Although the passing of a loved one and the dissolution of a marriage are deeply personal experiences, they inevitably raise questions for the broader community when they occur in the lives of some of the wealthiest people in the world.
Such was the case as the Seattle tech industry mourned the death of Microsoft co-founder Paul Allen in October. It was also the case Wednesday morning when Amazon CEO Jeff Bezos announced that he and his wife of 25 years, MacKenzie Bezos, plan to divorce.
The two events promise to put billions of dollars in the hands of two relatively low-profile people. Between the two, a little under $100 billion of net worth is left with a more uncertain and unpredictable future. Particularly given the philanthropic pursuits of both tech moguls, the implications could be significant for Seattle.
Paul Allen left his sister Jody Allen in charge of his $26 billion fortune and wide-ranging business and philanthropic endeavors. Allen signed The Giving Pledge, meaning that at least half of his money is earmarked for charity. The remainder will likely fund his myriad projects through his investment company Vulcan.

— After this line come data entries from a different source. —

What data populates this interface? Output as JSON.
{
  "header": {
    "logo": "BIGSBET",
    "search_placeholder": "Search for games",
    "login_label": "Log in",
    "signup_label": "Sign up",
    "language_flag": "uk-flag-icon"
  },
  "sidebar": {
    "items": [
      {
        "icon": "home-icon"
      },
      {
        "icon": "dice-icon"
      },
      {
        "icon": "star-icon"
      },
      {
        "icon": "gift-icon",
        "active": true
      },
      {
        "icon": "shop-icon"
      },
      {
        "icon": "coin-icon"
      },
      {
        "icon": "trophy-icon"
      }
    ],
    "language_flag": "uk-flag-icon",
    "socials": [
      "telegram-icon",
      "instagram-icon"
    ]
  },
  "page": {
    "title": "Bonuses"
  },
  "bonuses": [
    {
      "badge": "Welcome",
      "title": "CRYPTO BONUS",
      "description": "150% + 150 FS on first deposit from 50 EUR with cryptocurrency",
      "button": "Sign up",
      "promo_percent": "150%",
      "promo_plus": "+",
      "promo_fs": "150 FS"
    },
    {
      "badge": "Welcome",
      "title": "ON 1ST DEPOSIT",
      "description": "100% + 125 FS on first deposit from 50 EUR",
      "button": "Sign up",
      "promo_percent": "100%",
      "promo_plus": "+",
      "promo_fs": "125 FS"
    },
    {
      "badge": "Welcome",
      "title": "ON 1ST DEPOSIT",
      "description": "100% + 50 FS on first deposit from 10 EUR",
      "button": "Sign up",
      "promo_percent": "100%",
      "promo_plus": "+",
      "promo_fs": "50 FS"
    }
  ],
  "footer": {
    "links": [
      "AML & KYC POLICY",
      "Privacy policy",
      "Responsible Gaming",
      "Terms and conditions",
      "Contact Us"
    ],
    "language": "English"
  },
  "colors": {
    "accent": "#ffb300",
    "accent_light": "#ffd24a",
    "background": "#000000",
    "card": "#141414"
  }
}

But the future of the Bezos fortune is less certain. Washington state law entitles spouses to half of any assets accrued during the marriage. Since the couple was already together when Jeff Bezos had the idea for Amazon — and in fact moved to Seattle together to start the company — it’s safe to say that MacKenzie Bezos has a good case for 50 percent.

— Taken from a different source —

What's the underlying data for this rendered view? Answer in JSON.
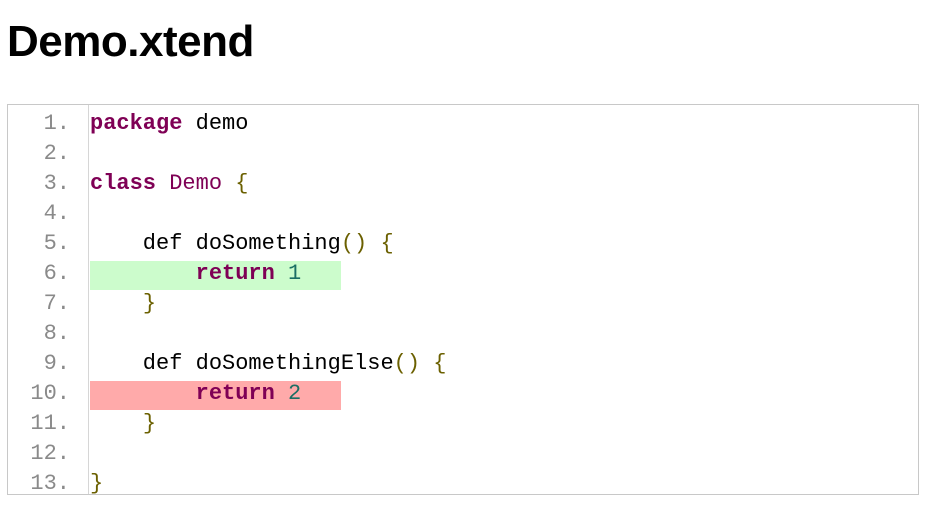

Jeff Bezos’ current net worth is $136 billion, meaning MacKenzie Bezos could be entitled to some $68 billion. That would make her the world’s richest woman by a landslide. That title is currently held by L’Oreal heiress Francoise Bettencourt Meyers, according to Bloomberg.
“There could be reasons why a court would say it is reasonable to give her more than 50 percent,” said Michael Fancher, a managing partner with Seattle Divorce Services. “My guess is there’s so much there that it might well be 50 percent but that’s one of the things the court has a lot of discretion about in terms of saying what is equitable overall.”
Of course, not all of Jeff Bezos’ assets are easily split. Much of his wealth is tied up in Amazon stock. As a public company, big transfers of shares could require board approval. Fancher said that typically the court will require the stockholder to liquidate shares in order to split the value with a spouse. But due to the ever-increasing value of Amazon stock, it’s possible the couple will privately work out an agreement that allows MacKenzie Bezos to hold onto shares.
“They could decide that they’re going to liquidate a lot of stock to give to her,” he said. “If the board won’t approve a transfer, maybe there’s an agreement that he continues to hold stock in her name or on her behalf.”
In the divorce announcement, Jeff Bezos said he and MacKenzie “see wonderful futures ahead as parents, friends, partners in ventures and projects, and as individuals pursuing ventures and adventures.” That commitment could mean the two have already worked out an agreement that allows them to avoid going through courts, which can be trying for such public figures.
— Jeff Bezos (@JeffBezos) January 9, 2019
“It’s certainly possible that they’ve done that,” Fancher said. “It’s also possible that they’re going to be negotiating outside of court … a couple like that does have a strong interest in keeping things out of court.”
Whatever arrangement the two make for ongoing financial support will also impact the upfront percentage of the fortune that MacKenzie Bezos receives.
“The court basically has two tools for leveling the playing field between parties: support and property division and so to the extent that it does a lot of one, there’s less of a need for the other,” Fancher said.
The duration of the proceedings and outcome largely depends on how much has already been decided between Jeff and MacKenzie Bezos, according to Fancher. If attorneys need to untangle complicated webs of finances and spend long hours on discovery, fees could amount to several million dollars. But if the two already have an arrangement hammered out, they could each spend as little as $25,000-$50,000, Fancer said.
“A large money divorce is surprisingly like any other divorce,” he added. “They’re arguing on a bigger plane but a lot of the same issues.”